Etats-Unis : l’agence nationale de météorologie démunie à l'approche de la saison des ouragans
La saison des ouragans dans l’Atlantique, qui s’étend généralement de juin à novembre, arrive à grand pas aux Etats-Unis, mais les services de météorologie censés avoir une mission de vigie fonctionnent au ralenti, faute de personnel. Dans le cadre de la politique de démantèlement de l’administration publique et parapublique, décidée par la Commission pour l’efficacité gouvernementale, la fameuse Doge dirigée par le milliardaire Elon Musk, l’agence américaine chargée des prévisions météo, de l’analyse du climat et de la conservation des océans (NOAA) a récemment dû se séparer d’environ 20 % de ses effectifs, soit près de 500 personnes selon The Washington Post.
Plus de mission 24 heures sur 24
Face à l’absence de météorologues, de prévisionnistes ou encore de techniciens et d’analystes, essentiels au bon fonctionnement des systèmes radar et informatiques, l’agence de météo, plusieurs bureaux ont été contraints à cesser leurs activités 24 heures sur 24. Une mesure radicale pour une agence dont la mission est de préparer et d’alerter un pays face aux intempéries, signale The Washington Post.
Dans quatre bureaux de prévision météorologique, dont deux en Californie, un dans le Kansas et un dans le Kentucky, les effectifs sont si faibles qu’il n’y a pas assez de météorologues pour assurer une garde de nuit, selon la National Weather Service Employees Organization, un syndicat représentant les employés de la NOAA. Tandis que les bureaux du Wyoming, du Michigan, de l’Oregon et de l’Alaska devraient bientôt suivre le mouvement, a indiqué le syndicat. "Ces licenciements compromettent notre capacité à anticiper, à répondre aux événements climatiques extrêmes comme les ouragans ou les incendies", a réagi Maria Cantwell, sénatrice démocrate de l’Etat de Washington.
Interrogé par l’Express, Richard Spinrad, ex-administrateur de la réputée agence météorologique et climatique américaine, alertait déjà en mars sur les effets directs des licenciements et coupes budgétaires, sur la sécurité et l’économie du pays.

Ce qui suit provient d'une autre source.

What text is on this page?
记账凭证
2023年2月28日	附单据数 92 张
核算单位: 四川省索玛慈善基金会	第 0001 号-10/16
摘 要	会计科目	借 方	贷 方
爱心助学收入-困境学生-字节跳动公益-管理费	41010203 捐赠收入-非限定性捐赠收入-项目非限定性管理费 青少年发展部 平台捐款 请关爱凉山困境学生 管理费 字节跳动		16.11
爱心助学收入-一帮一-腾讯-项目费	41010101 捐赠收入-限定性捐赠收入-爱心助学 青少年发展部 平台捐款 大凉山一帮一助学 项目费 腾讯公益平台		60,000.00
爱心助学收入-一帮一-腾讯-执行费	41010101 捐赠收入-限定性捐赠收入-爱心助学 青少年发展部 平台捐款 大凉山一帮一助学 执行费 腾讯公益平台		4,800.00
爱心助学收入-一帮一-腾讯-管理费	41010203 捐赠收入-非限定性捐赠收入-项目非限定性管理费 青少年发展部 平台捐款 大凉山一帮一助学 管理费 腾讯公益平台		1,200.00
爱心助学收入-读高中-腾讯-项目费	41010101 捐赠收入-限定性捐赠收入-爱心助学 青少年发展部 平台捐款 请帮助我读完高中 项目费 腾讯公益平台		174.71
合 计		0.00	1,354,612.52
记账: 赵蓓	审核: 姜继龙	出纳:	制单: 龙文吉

L’agence semble en outre dos au mur. Car même si elle voulait de nouveau recruter pour pourvoir les postes vacants, l’institution est limitée dans sa capacité à embaucher, étant soumise à un gel des embauches à l’échelle du gouvernement depuis janvier. Kim Doster, porte-parole de la NOAA, a néanmoins déclaré auprès du Washington Post que l’agence recherchait "activement d’autres autorités de recrutement pour garantir le pourvoi des postes critiques".

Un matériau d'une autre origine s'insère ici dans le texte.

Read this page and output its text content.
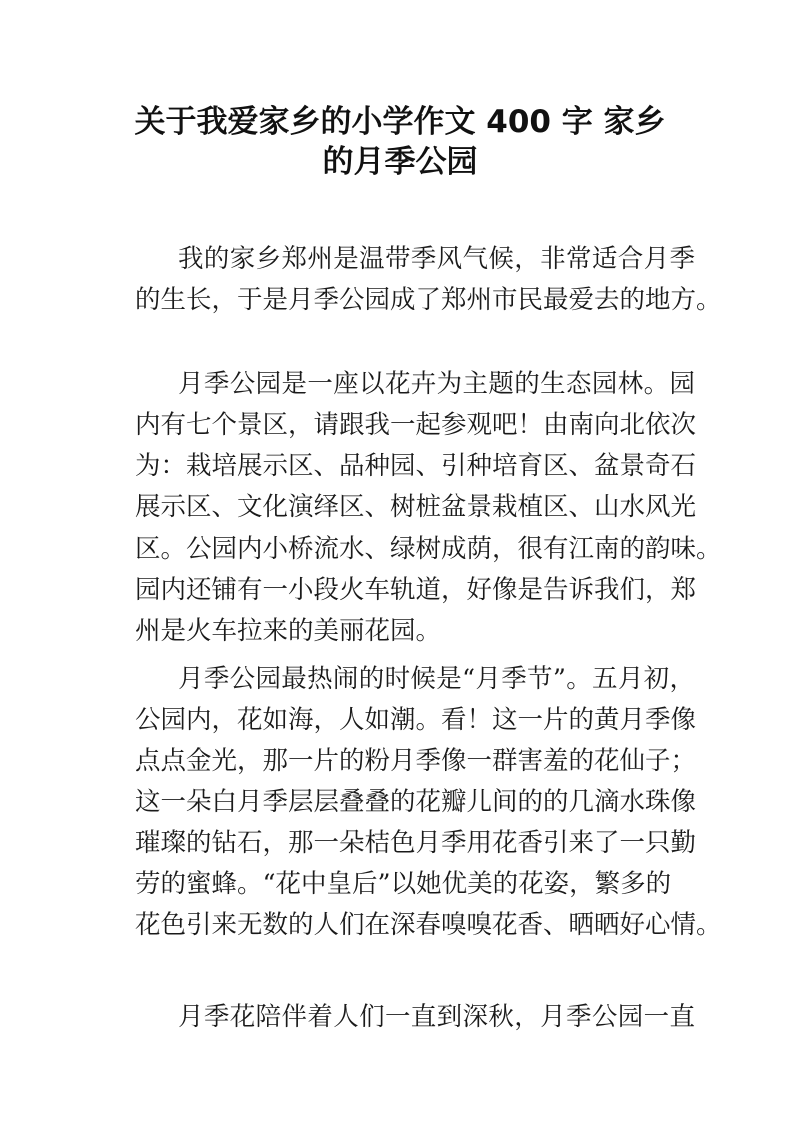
关于我爱家乡的小学作文 400 字 家乡
的月季公园
我的家乡郑州是温带季风气候，非常适合月季
的生长，于是月季公园成了郑州市民最爱去的地方。
月季公园是一座以花卉为主题的生态园林。园
内有七个景区，请跟我一起参观吧！由南向北依次
为：栽培展示区、品种园、引种培育区、盆景奇石
展示区、文化演绎区、树桩盆景栽植区、山水风光
区。公园内小桥流水、绿树成荫，很有江南的韵味。
园内还铺有一小段火车轨道，好像是告诉我们，郑
州是火车拉来的美丽花园。
月季公园最热闹的时候是“月季节”。五月初，
公园内，花如海，人如潮。看！这一片的黄月季像
点点金光，那一片的粉月季像一群害羞的花仙子；
这一朵白月季层层叠叠的花瓣儿间的的几滴水珠像
璀璨的钻石，那一朵桔色月季用花香引来了一只勤
劳的蜜蜂。“花中皇后”以她优美的花姿，繁多的
花色引来无数的人们在深春嗅嗅花香、晒晒好心情。
月季花陪伴着人们一直到深秋，月季公园一直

Disparition d’une base de données cruciale
Autre coup dur pour l’agence, l’administration de Donald Trump a annoncé jeudi 8 mai cesser d’alimenter la base de données de référence recensant les coûteuses catastrophes climatiques. Cette base de données qui existe depuis des décennies, a été mise en place en 1980 et alimentée jusqu’à 2024. Elle permet aux chercheurs, aux médias et au public de comptabiliser des événements comme des feux de forêt, des tornades ou des ouragans qui causent plus d’un milliard de dollars de dégâts. Mais pas que : comme le souligne le journal Les Echos, l’outil s’est montré crucial pour les chercheurs et les gouvernements locaux, leur permet d’anticiper et de gérer les futures crises, en planifiant leur budget et l’allocation de leurs ressources. La base de données était également cruciale pour le secteur de l’assurance et de la réassurance, dans un objectif d’appréhension des risques notamment.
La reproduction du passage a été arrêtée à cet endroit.